The importance of the proposed construct ‘flexibility’ was corroborated by the results of a discriminant analysis that identified influential factors that discriminate students best between the three identified profiles of rational number sense. Particularly, analysis showed that students’ performance in the three components of the proposed model could predict distinguishing them based on the rational-number sense profile. Further, basic and flexibility factors could better discriminate among limited basic and the other two profiles of students. Having in mind the arithmetic-emergent and the strong-arithmetic nature of the two profiles, we could argue that the level of students’ basic and flexibility sense contributes to further developing arithmetic skills. Thus, besides basic number sense, the development of the core ingredients of the flexibility factor might become the catalyst for the further development of number sense in general. This finding advances the argument that good understanding of the size of rational numbers leverages developing a good understanding of operations with rational numbers and arithmetical operations contain an algebraic dimension (Mason, 2018; Van Hoof, 2018).

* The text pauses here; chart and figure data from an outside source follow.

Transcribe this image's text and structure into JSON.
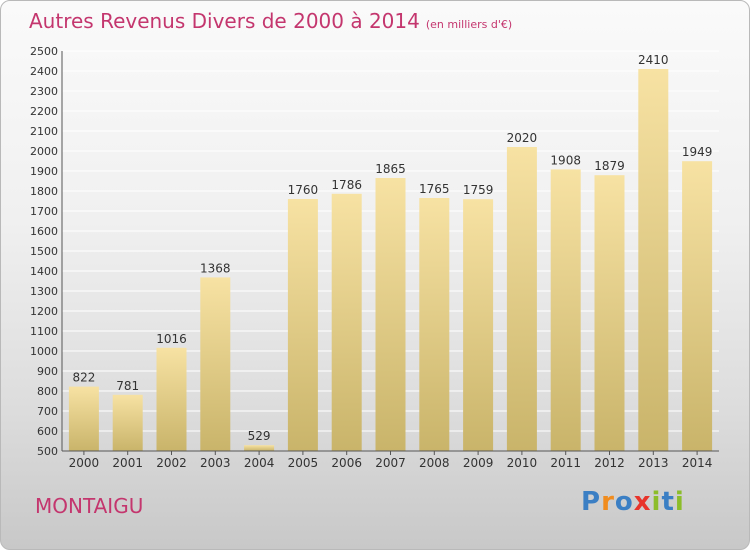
{
  "header": {
    "title": "Autres Revenus Divers de 2000 à 2014",
    "unit": "(en milliers d'€)"
  },
  "footer": {
    "commune": "MONTAIGU",
    "logo_text": "Proxiti",
    "logo_colors": [
      "#3b7fc4",
      "#f08c1e",
      "#3b7fc4",
      "#e8342b",
      "#8cbd2a",
      "#3b7fc4",
      "#8cbd2a"
    ]
  },
  "colors": {
    "title": "#c4366e",
    "bar_top": "#f7e2a3",
    "bar_bottom": "#c9b46a",
    "grid": "#ffffff"
  },
  "chart_data": {
    "type": "bar",
    "title": "Autres Revenus Divers de 2000 à 2014",
    "subtitle": "(en milliers d'€)",
    "xlabel": "",
    "ylabel": "",
    "categories": [
      "2000",
      "2001",
      "2002",
      "2003",
      "2004",
      "2005",
      "2006",
      "2007",
      "2008",
      "2009",
      "2010",
      "2011",
      "2012",
      "2013",
      "2014"
    ],
    "values": [
      822,
      781,
      1016,
      1368,
      529,
      1760,
      1786,
      1865,
      1765,
      1759,
      2020,
      1908,
      1879,
      2410,
      1949
    ],
    "ylim": [
      500,
      2500
    ],
    "ytick_step": 100,
    "grid": true,
    "data_labels": true
  }
}
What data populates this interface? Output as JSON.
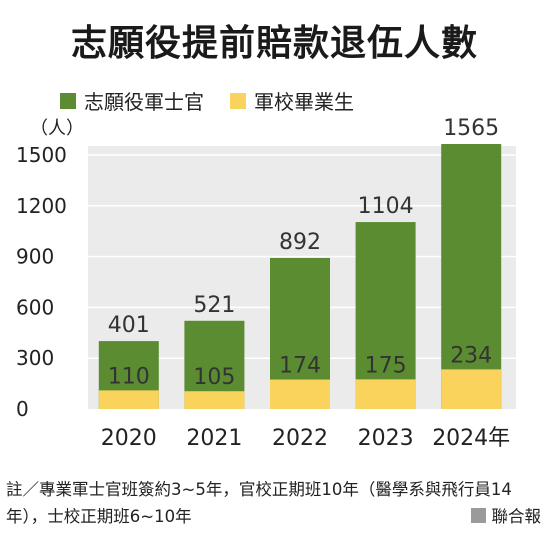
{
  "title": "志願役提前賠款退伍人數",
  "legend": [
    {
      "label": "志願役軍士官",
      "color": "#5b8c32"
    },
    {
      "label": "軍校畢業生",
      "color": "#f9d35b"
    }
  ],
  "colors": {
    "volunteer": "#5b8c32",
    "academy": "#f9d35b",
    "panel": "#ebebeb",
    "grid": "#ffffff"
  },
  "chart_data": {
    "type": "bar",
    "stacked": "overlay",
    "categories": [
      "2020",
      "2021",
      "2022",
      "2023",
      "2024年"
    ],
    "series": [
      {
        "name": "志願役軍士官",
        "values": [
          401,
          521,
          892,
          1104,
          1565
        ]
      },
      {
        "name": "軍校畢業生",
        "values": [
          110,
          105,
          174,
          175,
          234
        ]
      }
    ],
    "ylabel": "（人）",
    "yticks": [
      0,
      300,
      600,
      900,
      1200,
      1500
    ],
    "ylim": [
      0,
      1600
    ],
    "grid": true,
    "legend_position": "top"
  },
  "note": "註／專業軍士官班簽約3~5年，官校正期班10年（醫學系與飛行員14年），士校正期班6~10年",
  "source": "聯合報"
}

Undoubtedly, the above research findings should be interpreted in the light of four study limitations. First, the proposed model is highly dependent on the adopted theoretical models regarding the definitions and conceptualizations of number sense and rational number knowledge and the tasks used. Second, the validity of the model was examined in the context of two countries with similar educational background. Third, an important limitation of the study is the exclusive use of quantitative research techniques. The use of qualitative data may have offered further insight into the identified rational number sense profiles of students by analyzing students’ processes and reasoning. A future longitudinal study could explore the invariance of the model over time, in different populations or more elaborated models that control the effect of cognitive factors. Further, a qualitative study or a mixed-design study might shed light to students’ number sense thinking processes, strategies, conceptual and procedural knowledge, cognitive or other obstacles in developing flexible rational-number sense. Finally, it would be important to investigate the teaching parameters involved in the further development of number-sense, and the description of a research-based teaching trajectory in terms of the three components, based on well-established epistemological and methodological criteria.

Conclusion

Despite the fore-mentioned limitations, the study findings have theoretical and practical implications. At a theoretical level, the study findings can be used to reconceptualize the construct of number sense for the case of rational numbers, by describing its components in an explicit way. The refined rational number sense framework is a unifying construct between numbers, arithmetic, and algebra. At a practical level, the proposed model offers educators a means to examine the complexity and multi-dimensionality of number sense. It exemplifies the importance of developing students’ rational number sense through teaching activities that involve a large variety of number sense situations. There is a need of activities that explore relations between and among numbers and prioritize key aspects of basic number sense for rational numbers, such as magnitude and dense structure. Given that rational numbers are an extensive topic, a structural-oriented teaching would provide students the opportunity to revisit time and time again many of the same rational number understandings in previous years. That is to focus on the structure of numbers by investigating key aspects such as properties of numbers, composing and decomposing, number patterns, and developing a habit of mind to see and search for structure even in simple calculations. For instance, \(0.8\div 0.02\) can be interpreted as how many times bigger is 8 tenths than 2 hundredths, or as how many times bigger is 8 than 2 tenths or 80 than 2, making explicit in this way the multiplicative relation between the two given numbers and different meanings of division.